The story recounts, in "flashback" form—an interview between a reporter and a crusty old-timer—a risky attempt by a future Chinese government to claim and settle the planet Venus, at a time when China is the only ethnic nation on Earth that has survived as a distinct entity through a global nuclear war and a long dark age that followed. The story implicitly compares Western and Chinese approaches to solving an impossible problem and shows the Chinese solution as successful, but at a price that Westerners would find repugnant.

==Plot summary==
The setting is the type of benign Venus imagined before the first space probes penetrated the clouds of that planet. Colonization has become stymied by the native inhabitants (loudies), who are apparently sentient bubbles that float around the landscape, getting in the way of human progress. Attempts to communicate with them produce no response. Confining them is useless (they drift back) and killing them produces a deadly explosion that contaminates a thousand acres (4 km²). The non-Chinese authorities of the early Instrumentality government have no answer.

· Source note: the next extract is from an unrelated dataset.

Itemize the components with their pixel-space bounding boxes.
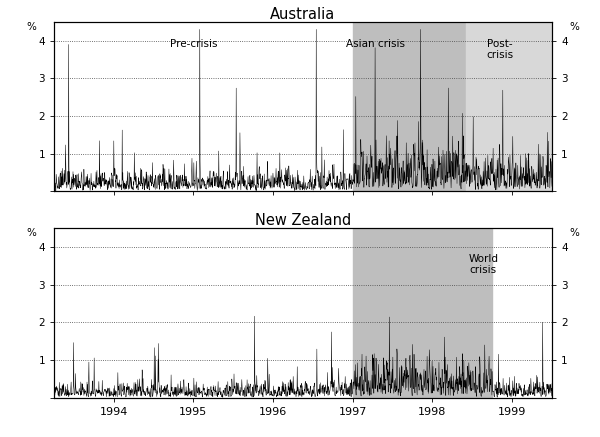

The ruler of Goonhogo (the entity that replaced China under the early Instrumentality) decrees that 82 million Chinesians (men, women, and children) be dropped from space, parachuting down to the surface. Each one has a simple mission — herd the bubbles together. Many die in the process, both in landing and from the bubbles exploding. The rest corralled the loudies together into herds, where they eventually starve, wiping out the species. Meanwhile, more Chinese parachute down with rice seeds and begin planting. Eventually, by sheer weight of numbers, the Chinese conquer Venus.

Smith's point in the story is evidently to demonstrate how Chinese attitudes such as fatalism and obedience to authority, coupled with their large numbers, could outperform the "Yankee ingenuity" and "self-reliant individual" attitudes predominant in mainstream 1950s American science fiction of the time. (However, it is implied that the separate Chinese government and Chinese ethnic identity of the time of the Venus colonization no longer exist in the same form by the time of the story's "frame" interview.)

==Collection==

In 2007, Baen Books released a 599-page collection titled When the People Fell in trade paperback format, which contained this short story and 28 other short works by Smith, in addition an introductory essay by the writer and editor Frederik Pohl. The story was re-released in 2012 in mass market paperback form (with 848 pages). All of the story texts in this collection and its companion, We, The Underpeople, are derived from the revised and corrected NESFA Press editions of Smith's work in the 1990s.